英総選挙で与党・保守党が過半数確保と予測 英調査会社が「359議席獲得」

 【ロンドン=板東和正】英国の欧州連合(EU)離脱を主要争点として12月12日に投開票される英総選挙を前に、英調査会社ユーガブは27日、ジョンソン首相率いる与党・保守党が英下院で全650選挙区のうち359議席を獲得し、単独で過半数の議席を確保するとの予想を発表した。保守党が過半数の議席を獲得すれば、同党が公約に掲げる早期の離脱に向けた追い風となりそうだ。

 ユーガブは、英紙タイムズの依頼を受けて10万人以上の有権者に調査を実施し、統計分析を行った。

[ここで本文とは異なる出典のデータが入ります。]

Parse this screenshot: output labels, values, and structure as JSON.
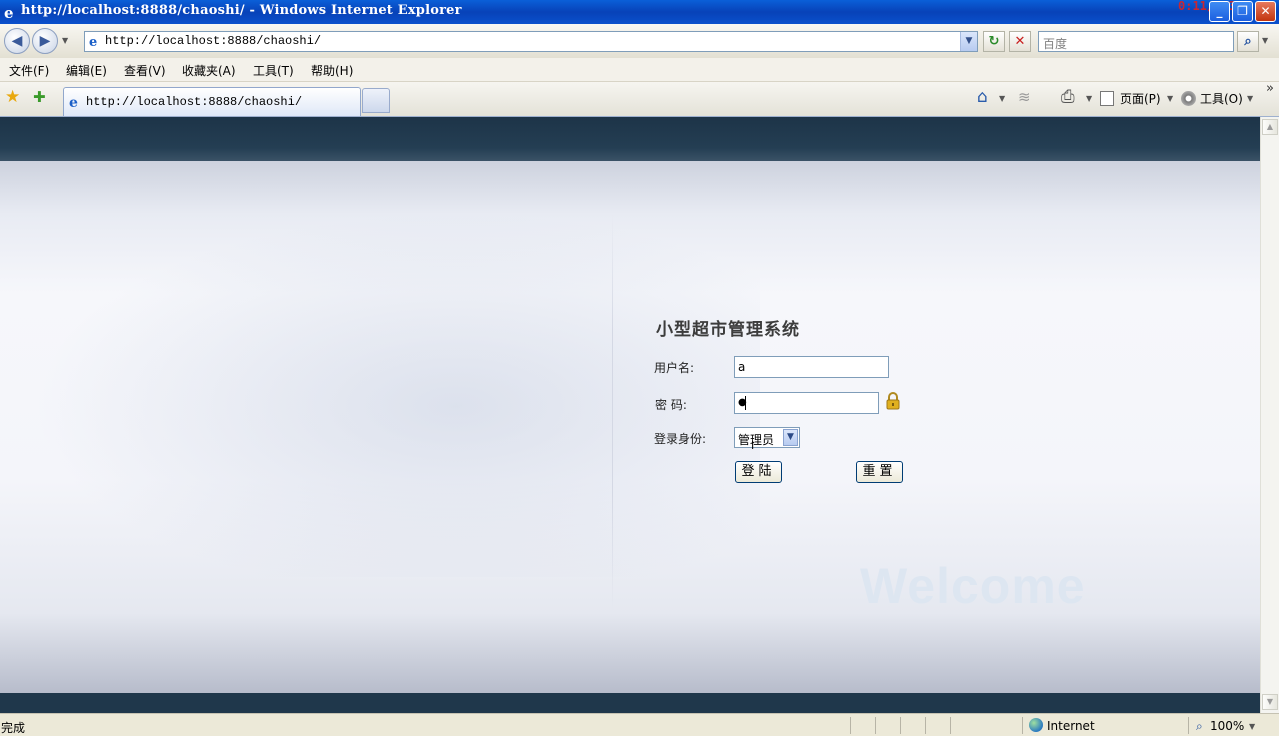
{
  "window": {
    "title": "http://localhost:8888/chaoshi/ - Windows Internet Explorer",
    "clock": "0:11/2:30",
    "minimize_glyph": "_",
    "restore_glyph": "❐",
    "close_glyph": "✕"
  },
  "addressbar": {
    "url": "http://localhost:8888/chaoshi/",
    "search_placeholder": "百度",
    "back_glyph": "◀",
    "forward_glyph": "▶",
    "dropdown_glyph": "▼",
    "refresh_glyph": "↻",
    "stop_glyph": "✕",
    "search_glyph": "⌕"
  },
  "menu": {
    "items": [
      "文件(F)",
      "编辑(E)",
      "查看(V)",
      "收藏夹(A)",
      "工具(T)",
      "帮助(H)"
    ]
  },
  "tabs": {
    "active_label": "http://localhost:8888/chaoshi/",
    "favorites_glyph": "★",
    "add_favorites_glyph": "✚",
    "home_glyph": "⌂",
    "feeds_glyph": "≋",
    "print_glyph": "⎙",
    "page_menu": "页面(P)",
    "tools_menu": "工具(O)",
    "more_glyph": "»"
  },
  "login": {
    "system_title": "小型超市管理系统",
    "username_label": "用户名:",
    "username_value": "a",
    "password_label": "密 码:",
    "password_value": "●",
    "role_label": "登录身份:",
    "role_value": "管理员",
    "login_button": "登陆",
    "reset_button": "重置",
    "welcome_text": "Welcome"
  },
  "statusbar": {
    "status": "完成",
    "zone": "Internet",
    "zoom": "100%"
  },
  "colors": {
    "title_bar": "#0842b8",
    "header_band": "#1d3448",
    "lock_icon": "#e0b020"
  }
}
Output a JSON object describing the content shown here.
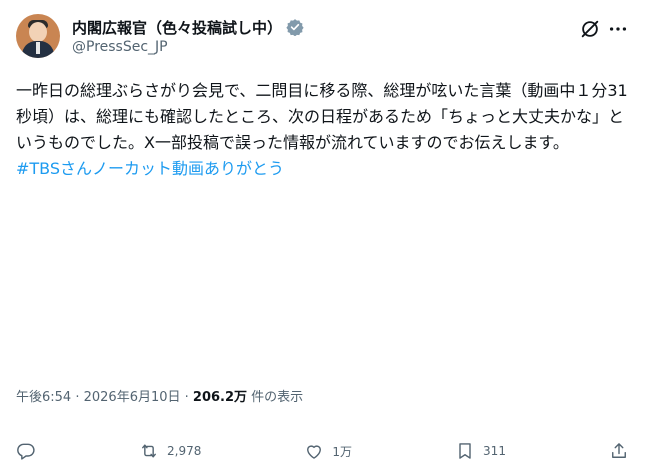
{
  "author": {
    "display_name": "内閣広報官（色々投稿試し中）",
    "handle": "@PressSec_JP"
  },
  "post": {
    "text": "一昨日の総理ぶらさがり会見で、二問目に移る際、総理が呟いた言葉（動画中１分31秒頃）は、総理にも確認したところ、次の日程があるため「ちょっと大丈夫かな」というものでした。X一部投稿で誤った情報が流れていますのでお伝えします。",
    "hashtag": "#TBSさんノーカット動画ありがとう"
  },
  "meta": {
    "time": "午後6:54",
    "separator1": " · ",
    "date": "2026年6月10日",
    "separator2": " · ",
    "views_count": "206.2万",
    "views_label": " 件の表示"
  },
  "actions": {
    "reply_icon": "reply-icon",
    "repost_count": "2,978",
    "like_count": "1万",
    "bookmark_count": "311",
    "share_icon": "share-icon"
  },
  "colors": {
    "link": "#1d9bf0",
    "secondary_text": "#536471",
    "verified": "#829aab"
  }
}
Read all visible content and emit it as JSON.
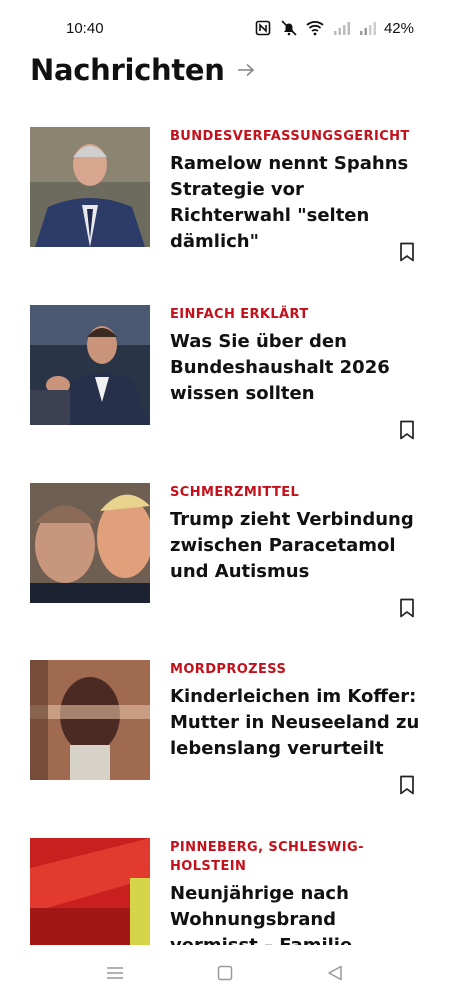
{
  "status": {
    "time": "10:40",
    "battery": "42%",
    "icons": [
      "nfc-icon",
      "mute-icon",
      "wifi-icon",
      "signal-icon",
      "signal-icon"
    ]
  },
  "header": {
    "title": "Nachrichten",
    "arrow_icon": "arrow-right-icon"
  },
  "colors": {
    "kicker": "#c4101a",
    "text": "#111111",
    "background": "#ffffff"
  },
  "articles": [
    {
      "kicker": "BUNDESVERFASSUNGSGERICHT",
      "headline": "Ramelow nennt Spahns Strategie vor Richterwahl \"selten dämlich\"",
      "bookmark_icon": "bookmark-icon"
    },
    {
      "kicker": "EINFACH ERKLÄRT",
      "headline": "Was Sie über den Bundeshaushalt 2026 wissen sollten",
      "bookmark_icon": "bookmark-icon"
    },
    {
      "kicker": "SCHMERZMITTEL",
      "headline": "Trump zieht Verbindung zwischen Paracetamol und Autismus",
      "bookmark_icon": "bookmark-icon"
    },
    {
      "kicker": "MORDPROZESS",
      "headline": "Kinderleichen im Koffer: Mutter in Neuseeland zu lebenslang verurteilt",
      "bookmark_icon": "bookmark-icon"
    },
    {
      "kicker": "PINNEBERG, SCHLESWIG-HOLSTEIN",
      "headline": "Neunjährige nach Wohnungsbrand vermisst – Familie schwer verletzt",
      "bookmark_icon": "bookmark-icon"
    }
  ],
  "nav": {
    "icons": [
      "menu-icon",
      "home-icon",
      "back-icon"
    ]
  }
}
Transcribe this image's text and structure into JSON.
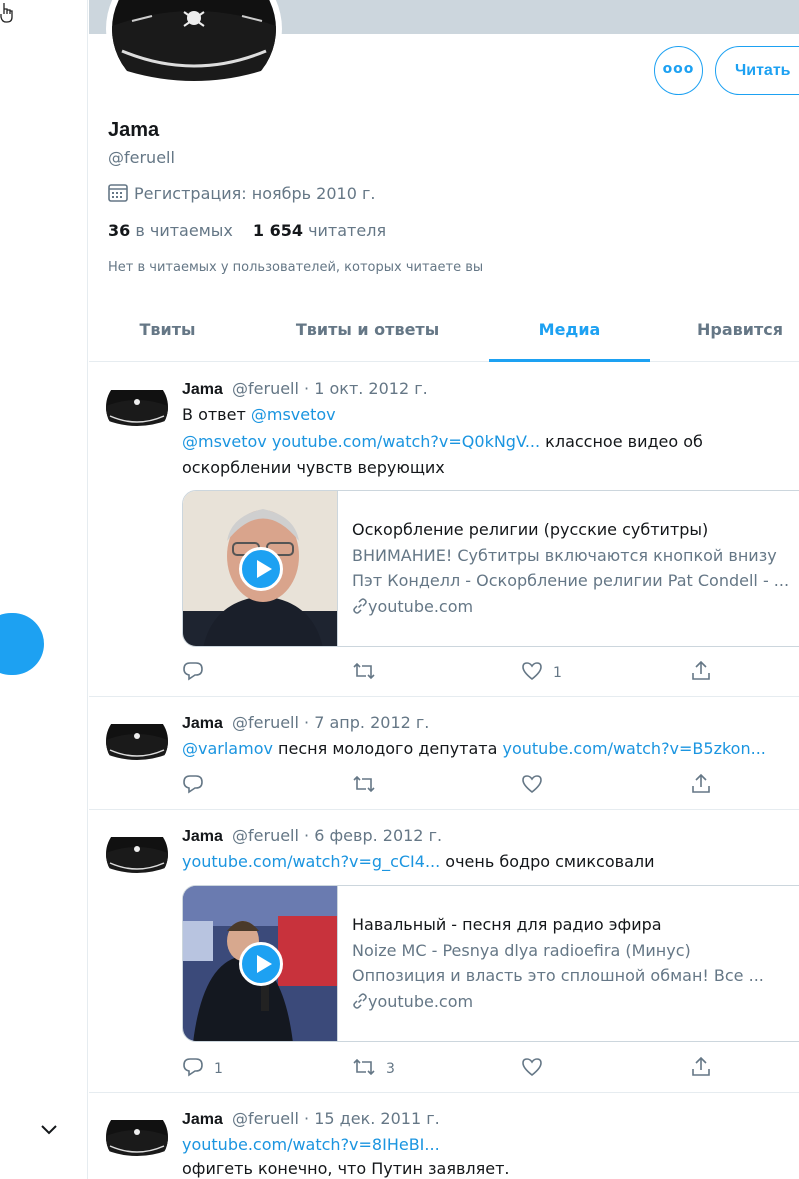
{
  "profile": {
    "name": "Jama",
    "handle": "@feruell",
    "joined": "Регистрация: ноябрь 2010 г.",
    "following_count": "36",
    "following_label": "в читаемых",
    "followers_count": "1 654",
    "followers_label": "читателя",
    "mutual_note": "Нет в читаемых у пользователей, которых читаете вы",
    "more_label": "ooo",
    "follow_label": "Читать"
  },
  "tabs": [
    {
      "label": "Твиты"
    },
    {
      "label": "Твиты и ответы"
    },
    {
      "label": "Медиа",
      "active": true
    },
    {
      "label": "Нравится"
    }
  ],
  "tweets": [
    {
      "name": "Jama",
      "handle": "@feruell",
      "date": "· 1 окт. 2012 г.",
      "reply_prefix": "В ответ",
      "reply_to": "@msvetov",
      "line1_mention": "@msvetov",
      "line1_link": "youtube.com/watch?v=Q0kNgV...",
      "line1_text": " классное видео об",
      "line2_text": "оскорблении чувств верующих",
      "card": {
        "title": "Оскорбление религии (русские субтитры)",
        "desc1": "ВНИМАНИЕ! Субтитры включаются кнопкой внизу",
        "desc2": "Пэт Конделл - Оскорбление религии Pat Condell - ...",
        "domain": "youtube.com"
      },
      "replies": "",
      "retweets": "",
      "likes": "1"
    },
    {
      "name": "Jama",
      "handle": "@feruell",
      "date": "· 7 апр. 2012 г.",
      "mention": "@varlamov",
      "text": " песня молодого депутата ",
      "link": "youtube.com/watch?v=B5zkon...",
      "replies": "",
      "retweets": "",
      "likes": ""
    },
    {
      "name": "Jama",
      "handle": "@feruell",
      "date": "· 6 февр. 2012 г.",
      "link": "youtube.com/watch?v=g_cCI4...",
      "text": " очень бодро смиксовали",
      "card": {
        "title": "Навальный - песня для радио эфира",
        "desc1": "Noize MC - Pesnya dlya radioefira (Минус)",
        "desc2": "Оппозиция и власть это сплошной обман! Все ...",
        "domain": "youtube.com"
      },
      "replies": "1",
      "retweets": "3",
      "likes": ""
    },
    {
      "name": "Jama",
      "handle": "@feruell",
      "date": "· 15 дек. 2011 г.",
      "link": "youtube.com/watch?v=8IHeBI...",
      "text": "офигеть конечно, что Путин заявляет."
    }
  ],
  "colors": {
    "accent": "#1da1f2",
    "link": "#1b95e0",
    "muted": "#657786"
  },
  "icons": [
    "calendar-icon",
    "reply-icon",
    "retweet-icon",
    "like-icon",
    "share-icon",
    "play-icon",
    "link-icon",
    "chevron-down-icon",
    "cursor-hand-icon"
  ]
}
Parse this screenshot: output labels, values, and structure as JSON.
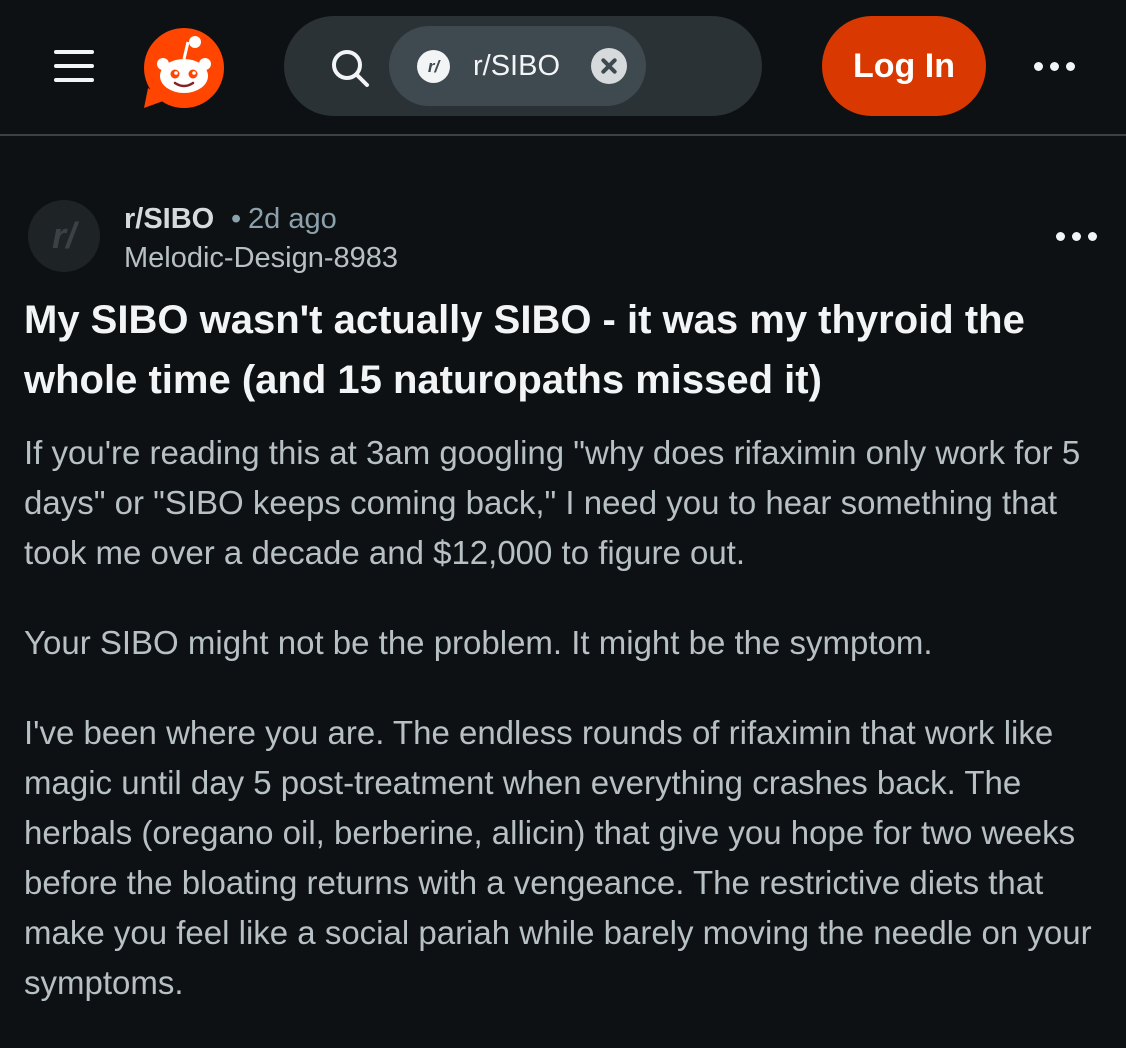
{
  "header": {
    "menu_icon": "hamburger-menu-icon",
    "logo_icon": "reddit-logo-icon",
    "search_icon": "search-icon",
    "search_chip": {
      "icon": "subreddit-icon",
      "icon_text": "r/",
      "label": "r/SIBO",
      "close_icon": "close-icon"
    },
    "login_label": "Log In",
    "more_icon": "more-dots-icon",
    "accent_color": "#d93900"
  },
  "post": {
    "avatar_text": "r/",
    "subreddit": "r/SIBO",
    "separator": "•",
    "time": "2d ago",
    "author": "Melodic-Design-8983",
    "more_icon": "more-dots-icon",
    "title": "My SIBO wasn't actually SIBO - it was my thyroid the whole time (and 15 naturopaths missed it)",
    "paragraphs": [
      "If you're reading this at 3am googling \"why does rifaximin only work for 5 days\" or \"SIBO keeps coming back,\" I need you to hear something that took me over a decade and $12,000 to figure out.",
      "Your SIBO might not be the problem. It might be the symptom.",
      "I've been where you are. The endless rounds of rifaximin that work like magic until day 5 post-treatment when everything crashes back. The herbals (oregano oil, berberine, allicin) that give you hope for two weeks before the bloating returns with a vengeance. The restrictive diets that make you feel like a social pariah while barely moving the needle on your symptoms."
    ]
  }
}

 メイ前政権下の2017年6月の前回の総選挙では、保守党の獲得議席は317で過半数割れだった。ユーガブによると、12月の総選挙では前回より42議席増やし、議長団などを除いた実質過半数(320)を大きく上回る見通し。

 一方、最大野党・労働党の獲得議席は前回の262から51議席減の211になると予測した。

 タイムズ(電子版)は27日、ユーガブの調査に基づき、2016年の国民投票で「EU残留」が離脱を上回った地域を地盤とする大半の保守党の議席で、「ジョンソン氏が(残留を訴える)自由民主党の脅威を阻止する」と予測。労働党が議席を減らす要因については、労働党のコービン党首が総選挙で離脱も残留も主張せずに、国民投票の再実施を主張していることに「(有権者の)拒絶があった」と分析した。

 離脱問題で中立の立場を示す労働党の方針には一部の有権者から「曖昧だ」との批判が上がっていた。

 ユーガブは前回総選挙でも同様の調査を行い、保守党が過半数の議席を獲得できないと予測していた。